I shouldn’t wonder if the heat is hot there too.
You have to be careful of those. You can get a nasty nip.
I shouldn’t wonder if the heat is hot there too.
YES! World famous Oxnard strawberries! What a treat!
A beach town where it’s perpetually warm and there’s “nothing much to do?” Sounds perfect to me. How about for kids? Would you say it’s a good place for a family? Schools? Safe? Anything along those lines I’d love to hear about. Then there’s quaintness. Does it have any of that? That’s the kind of thing the Ms likes. As in, for instance, all the old Victorian houses in SF. She loves those.
Then you’ll love it!
Very safe. Every place has its bad areas, but Ventura County isn’t bad. You almost have to go looking for bad areas to find them. Great place for a family. The only problem is kids getting bored and maybe getting into a little trouble just by virtue of trying to find something exciting to do. Maybe some high school kids underage drinking by bonfires on the beach on a Saturday night. Nothing major.
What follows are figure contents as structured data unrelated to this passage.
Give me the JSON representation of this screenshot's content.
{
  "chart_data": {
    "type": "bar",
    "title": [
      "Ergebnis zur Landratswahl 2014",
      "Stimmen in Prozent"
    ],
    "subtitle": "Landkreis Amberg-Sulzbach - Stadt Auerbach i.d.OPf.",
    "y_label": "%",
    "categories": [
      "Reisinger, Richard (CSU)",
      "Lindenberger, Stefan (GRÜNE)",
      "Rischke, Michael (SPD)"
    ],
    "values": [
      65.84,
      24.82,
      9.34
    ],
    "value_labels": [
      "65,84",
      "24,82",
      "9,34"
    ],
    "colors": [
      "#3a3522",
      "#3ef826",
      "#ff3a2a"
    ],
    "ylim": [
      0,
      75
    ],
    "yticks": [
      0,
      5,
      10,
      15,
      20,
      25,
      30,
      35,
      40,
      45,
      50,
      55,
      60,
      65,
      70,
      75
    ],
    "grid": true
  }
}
I can’t speak to all the schools in the county, but I know the schools in Camarillo are generally very good.
Very.
In some of the older pockets, yes. Old Ventura is pretty quaint. SB is prety quaint too. As you drive east from the Mission, along Main Street, you can see turn of the century homes, then 1920s homes, then 1940s homes, 1950s, 1960s, 70s, 80s, etc. Every few blocks is like its own architectural time capsule.
Mission San Buenaventura was founded in 1782. The city of San Buenaventuira grew slowly around the mission. By 1860, there was still only a population of about 1,000 in Ventura. The Oxnard Plain was pretty isolated from the rest of the state due to the mountains on all sides. As I mentioned the cliffs to the east cut off traffic to Santa Barbara in the winter along El Camino Real.
The railroad came. They unofficially shortened the name to Ventura to fit on the train schedule.
Old Oxnard grew up in the mid-1800s as a huge lima bean producer.
Camarillo was just a few store fronts and a few homes on Ventura Blvd. at the turn of the century, plus the huge Camarillo family ranch, which is now most of the entire city of Camarillo. Also historically big on lima beans.
The area really didn’t boom population wise until WWII, when the air fields came in.